When the day of deliverance came, I did not feel any differently inside myself. There were no particular pressures upon me just then. The boiler fire was out, it being vacation time and I just lived happily from day to day. Then there came a Friday afternoon when once again my wife had taken the car out and there came the call of distress from the township some four kilometres distant.
Without giving a second thought as to how I should behave, I got to her as quickly as possible, worked on the car, and when unable to start it, sent her home ahead with a neighbour who happened by. I finally had to have the car towed back. Then I went home to supper. After that we attended an evening service in the chapel, after which we came home to rest for the night.
I was almost asleep. My wife had been lying very quietly beside me as if in thought. I paid little attention to it until suddenly she said to me. "What has happened to you?"
I did not have the least notion as to what she was referring and asked for an explanation.
In reply, she said, "Something has happened to you and I want to know what it is."
Again I told her that I did not know what she was talking about and requested an explanation.
"This afternoon I waited at the car all braced for the usual angry accusations when you arrived. But instead, you simply did what you could and then sent me home. I was glad to get away,
but I told myself that when you got home I would catch it then. But when you arrived, you still said nothing. So I thought, when supper is over then it will come, but again you went on your peaceful, undisturbed way. I finally concluded that you had it well bottled up this time, but when you came home wearily at the end of the meeting and we got to bed, then at last it would come. But it has not, even now. Something has happened to you and I want to know what it is."

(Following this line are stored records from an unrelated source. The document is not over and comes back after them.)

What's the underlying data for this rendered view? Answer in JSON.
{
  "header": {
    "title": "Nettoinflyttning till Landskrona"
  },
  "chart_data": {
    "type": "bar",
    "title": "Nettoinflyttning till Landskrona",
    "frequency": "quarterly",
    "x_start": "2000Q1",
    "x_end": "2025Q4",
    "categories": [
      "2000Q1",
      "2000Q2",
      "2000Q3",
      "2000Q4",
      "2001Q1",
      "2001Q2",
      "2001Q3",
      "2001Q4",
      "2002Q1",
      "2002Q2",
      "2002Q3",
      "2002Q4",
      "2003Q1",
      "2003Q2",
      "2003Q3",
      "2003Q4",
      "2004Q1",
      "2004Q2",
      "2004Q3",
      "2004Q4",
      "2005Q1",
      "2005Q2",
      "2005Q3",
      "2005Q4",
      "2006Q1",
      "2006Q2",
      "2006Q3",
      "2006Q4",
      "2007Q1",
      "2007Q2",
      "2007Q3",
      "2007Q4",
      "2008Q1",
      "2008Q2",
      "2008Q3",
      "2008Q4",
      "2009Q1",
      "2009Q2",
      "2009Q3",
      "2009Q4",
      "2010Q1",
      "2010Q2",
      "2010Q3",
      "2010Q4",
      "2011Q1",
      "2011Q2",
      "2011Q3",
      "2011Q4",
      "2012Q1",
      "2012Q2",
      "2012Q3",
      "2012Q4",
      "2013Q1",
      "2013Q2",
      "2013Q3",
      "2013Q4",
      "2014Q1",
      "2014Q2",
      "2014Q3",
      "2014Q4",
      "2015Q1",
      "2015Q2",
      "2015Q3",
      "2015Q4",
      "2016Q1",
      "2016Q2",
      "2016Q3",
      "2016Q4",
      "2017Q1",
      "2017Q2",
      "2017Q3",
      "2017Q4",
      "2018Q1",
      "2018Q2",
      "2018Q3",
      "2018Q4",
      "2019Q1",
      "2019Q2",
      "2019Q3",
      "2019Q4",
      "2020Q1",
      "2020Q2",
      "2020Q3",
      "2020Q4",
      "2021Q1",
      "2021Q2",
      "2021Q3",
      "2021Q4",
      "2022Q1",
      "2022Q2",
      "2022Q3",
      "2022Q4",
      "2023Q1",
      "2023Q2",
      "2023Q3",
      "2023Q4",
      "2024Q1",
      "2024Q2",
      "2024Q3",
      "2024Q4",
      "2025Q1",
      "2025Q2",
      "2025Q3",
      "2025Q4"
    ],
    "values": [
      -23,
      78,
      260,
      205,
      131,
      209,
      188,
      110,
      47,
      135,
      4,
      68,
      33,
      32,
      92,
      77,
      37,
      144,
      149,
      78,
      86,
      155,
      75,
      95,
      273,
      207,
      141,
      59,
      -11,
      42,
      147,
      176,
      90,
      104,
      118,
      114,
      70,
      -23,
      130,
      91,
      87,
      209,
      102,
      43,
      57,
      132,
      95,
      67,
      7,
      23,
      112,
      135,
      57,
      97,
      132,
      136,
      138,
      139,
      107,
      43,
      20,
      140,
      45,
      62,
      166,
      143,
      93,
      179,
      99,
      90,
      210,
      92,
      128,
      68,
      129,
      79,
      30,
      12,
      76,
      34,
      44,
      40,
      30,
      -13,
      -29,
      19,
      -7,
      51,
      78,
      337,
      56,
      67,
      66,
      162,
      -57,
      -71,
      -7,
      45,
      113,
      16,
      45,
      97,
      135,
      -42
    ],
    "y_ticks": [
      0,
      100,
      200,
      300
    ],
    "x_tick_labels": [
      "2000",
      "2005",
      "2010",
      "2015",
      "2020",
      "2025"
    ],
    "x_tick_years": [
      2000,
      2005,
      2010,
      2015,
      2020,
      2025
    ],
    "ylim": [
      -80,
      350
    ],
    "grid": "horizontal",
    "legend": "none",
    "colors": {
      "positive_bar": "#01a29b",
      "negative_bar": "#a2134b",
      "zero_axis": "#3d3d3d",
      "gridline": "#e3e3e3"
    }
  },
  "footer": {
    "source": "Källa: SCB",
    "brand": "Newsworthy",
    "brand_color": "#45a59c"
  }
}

It was then that the visible evidence was before me of the great change which had taken place within. I suddenly realized that during the whole performance I had acted out the person I now was, just as previously I had acted out the person I then had been. Whereas before that, my natural reaction was one of impatience and anger, now it was one of peace and patience. The wonder of it all so overwhelmed me that I found myself unable to answer, while in my heart there arose the testimony of my soul, "This is the Lord's doing; it is marvellous in our eyes." Psalms 118:23.
Dear Reader, when you come to that place where you know within yourself this marvellous inner transformation and see the outworking of it in an altogether new and different reaction to the pressures of life, then you will know and understand how I felt at that moment. It was wonderful and blessed, to say the very least indeed.
Many years have passed since then. I am glad they have, for those have been years in which the power of this truth has been tested in the battlegrounds of life. I regret that I cannot testify never to have sinned in that time, but I can rejoice to witness to the precious fact that the message still works exactly as it did back there. When I have sinned it has always been my fault. I have lacked faith, have been careless in maintaining my connection with the power of God, or such like. It has never been the fault of the truth of God.
But life has been so different since those days of defeat. Then, it was a continual repeating of the same struggles against the same sins without ever getting out of the circle of sinning and confessing over the same problem year after year. Now those things have been left behind while the work of victory has moved into new areas as more and more light comes through. The book of Romans is no longer a mystery. It is a delight to read it now for I can understand what Paul is saying.